Bolsas & Famílias

1 02 2009

Por incrível que pareça, o texto a seguir foi escrito por Míriam Leitão, do Jornal O Globo. Apesar de ser conservadora e na maior parte das vezes defender os grandes especuladores da economia mundial, nesse texto ela dá uma abordagem diferente da sua crítica costumeira.

Quando o governo ampliou o Bolsa Família, entendeu-se como gastança federal. Quando o BNDES comprou ações da Aracruz e da Votorantim, entendeu-se como medida contra a crise. Com a primeira decisão, o governo vai gastar meio bilhão de reais e beneficiar 1,3 milhão de famílias pobres; com a segunda, está gastando dois bilhões e meio de reais para beneficiar quatro famílias ricas.

No primeiro caso, o governo está incluindo no programa quem tem renda familiar de R$ 137 per capita por mês. No segundo caso, é impossível calcular a renda familiar dos beneficiados. O grupo Votorantim, da família Ermírio de Moraes, e a Aracruz, das famílias Lorentzen, Almeida Braga, Moreira Salles e Safra, fizeram maus negócios na aposta no mercado futuro de câmbio. Perderam muito dinheiro. O BNDES financiou a compra da Aracruz pela Votorantim e ele mesmo comprou um bloco de ações, pagando acima da cotação de mercado. No dia seguinte, o valor das ações caiu mais e os avaliadores de risco deram às ações perspectiva negativa. Sinal de que era um mau negócio e que a junção das duas empresas havia criado outra muito endividada, à qual o BNDES se juntou como um dos donos. (…)

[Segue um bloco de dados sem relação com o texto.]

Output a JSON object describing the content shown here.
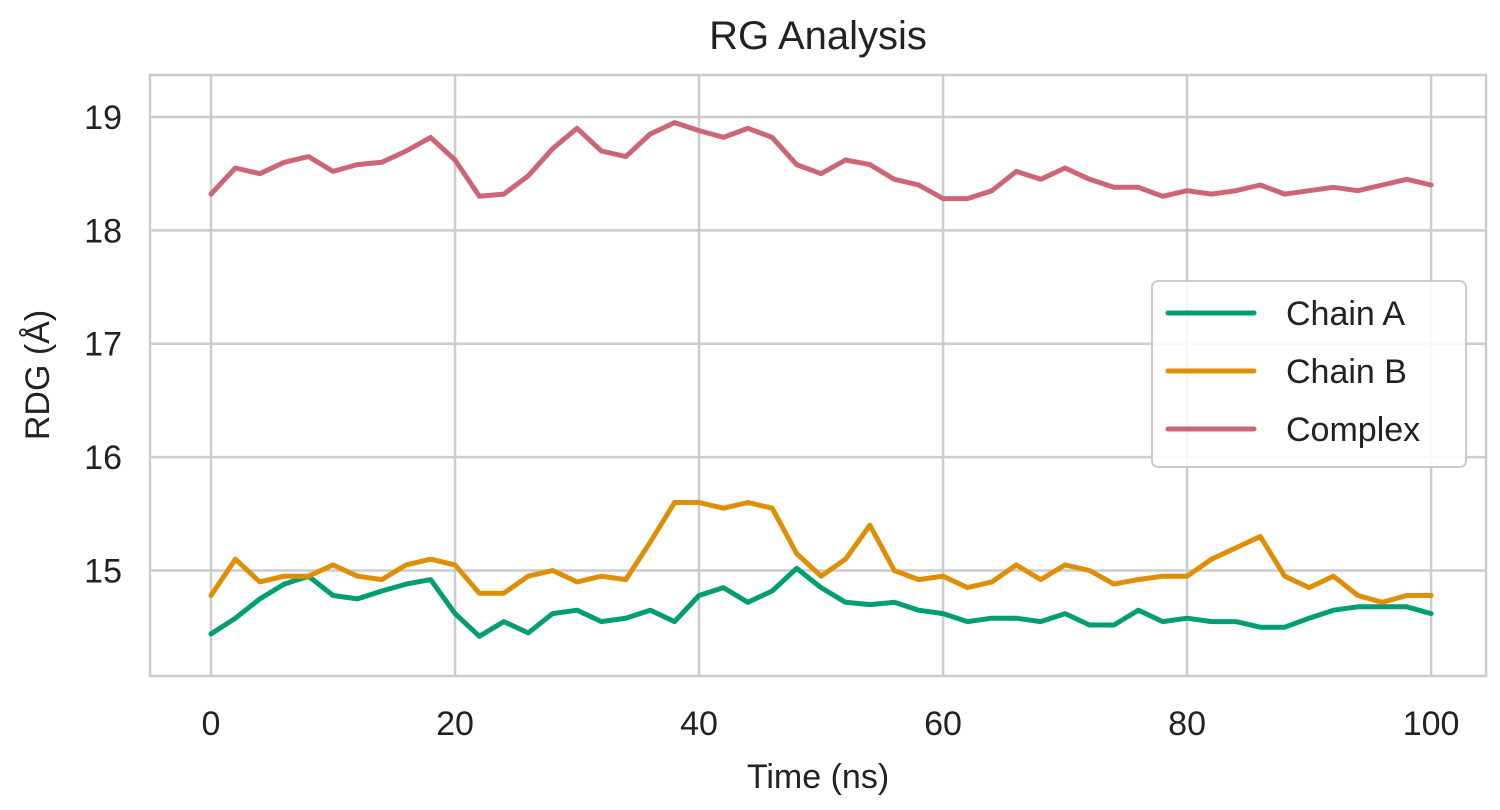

No Brasil há quem se escandalize cada vez que aumenta o gasto com os pobres, e não faz conta alguma do que o Estado gasta com subsídios aos ricos. Os empréstimos do BNDES são com taxas de juros mais baixas do que as pagas pelo Tesouro para se financiar. Há um gasto do Tesouro implícito.

O Bolsa Família não é entendido nem por quem o faz. Tem sido temido pela oposição, que vê nele a razão da popularidade do presidente Lula. Tem sido defendido pelos petistas, pela mesma crença. É criticado por quem acha que esse dinheiro está sendo subtraído da educação. É atacado por falsos fiscalistas, que não veem os grossos volumes de dinheiro que saem pelos muitos ralos que subsidiam os ricos no Brasil. É desmoralizado por quem, no governo, acha que a exigência de contrapartida e a fiscalização podem ser negligenciadas. (…)

Os pobres deveriam ter preferência no dinheiro público. Nunca tiveram, nem mesmo agora. Uma rede de proteção social é ação civilizatória. Mas os avanços dos estudos das políticas sociais já provaram que melhor é construí-la não como um fim em si, mas como um meio de pavimentar o caminho para a mobilidade social através da educação.

Não há conflito entre recursos para o Bolsa Família e recursos para a educação. Recentemente, conversei com uma professora de alfabetização do ensino público do Espírito Santo. Ela dá aulas na parte mais pobre de Vitória, e lá 70% das crianças estão no Bolsa Família. O programa tem foco.

O erro do lulismo é que mesmo com o mérito de ter ampliado o antigo Bolsa Escola para o Bolsa Família, no fundo, vê o programa como arma eleitoreira. A maneira correta de fazer essa transferência do dinheiro dos impostos aos mais pobres seria a mais impessoal possível, não como um favor paternalista de uma espécie de “pai dos pobres”, mas como direito do cidadão. Milhões desses pobres jamais serão absorvidos no mercado de trabalho. Não por culpa deles, mas pelos erros do país que os relegou ao analfabetismo e à privação crônica. Os filhos deles, no entanto, têm muita chance. Se persistirmos.